確かに夜中の火事で、電気が全くつかなくなる時だって、往々にして起こりうるわけだ。そんな時、手探りで訳もわからず探していたり、物につまづいて転んだりしているうちに火が回り、慌てて何も持てずに下着姿そのまま、外に飛び出していくようなことにもなりかねない。あわてて逃げ出して、しっかり抱いていたのは「枕」だったというのは、ちまたでよく聞く話だ。火事のみならず、地震だって、水害だって、同じことが言えるだろう。
「災害は、忘れた頃にやってくる」と昔から言われている。しかし、人は痛い目に遭わないとなかなかそれが分からず、ついつい日々を過ごしがちなものだ。痛い目に遭っても、分からない人もいる。
祖母がしてきたことの何分の1もできない私だが、その教えの中のいくつかが身に付いている。
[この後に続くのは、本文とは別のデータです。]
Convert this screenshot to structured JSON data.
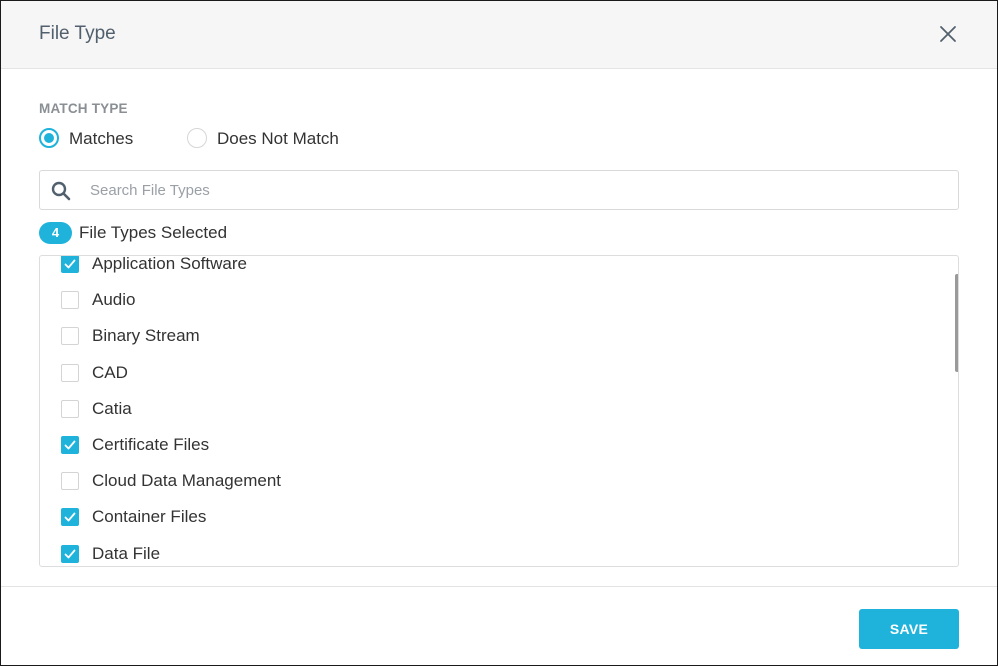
{
  "dialog": {
    "title": "File Type",
    "close_icon": "close-icon"
  },
  "match_type": {
    "label": "MATCH TYPE",
    "options": [
      {
        "label": "Matches",
        "selected": true
      },
      {
        "label": "Does Not Match",
        "selected": false
      }
    ]
  },
  "search": {
    "placeholder": "Search File Types",
    "value": "",
    "icon": "search-icon"
  },
  "selection": {
    "count": "4",
    "label": "File Types Selected"
  },
  "file_types": [
    {
      "label": "Application Software",
      "checked": true
    },
    {
      "label": "Audio",
      "checked": false
    },
    {
      "label": "Binary Stream",
      "checked": false
    },
    {
      "label": "CAD",
      "checked": false
    },
    {
      "label": "Catia",
      "checked": false
    },
    {
      "label": "Certificate Files",
      "checked": true
    },
    {
      "label": "Cloud Data Management",
      "checked": false
    },
    {
      "label": "Container Files",
      "checked": true
    },
    {
      "label": "Data File",
      "checked": true
    }
  ],
  "footer": {
    "save_label": "SAVE"
  },
  "colors": {
    "accent": "#1fb3dc",
    "header_bg": "#f6f6f6",
    "text": "#333333",
    "muted": "#8a8f94"
  }
}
バケツ1杯の水の教えについても、寝る前に風呂の湯は抜かずに必ずためておいて、床につくようにしている。貴重品などはまとめてひとつにして、枕元に置くようにしている。これは旅行中、ホテルに泊まった時でも同じようにしている。
「転ばぬ先の杖」。祖母の教えてくれた行為や言葉が今になっては、どんなに貴重なことだったかを痛感せざるを得ない。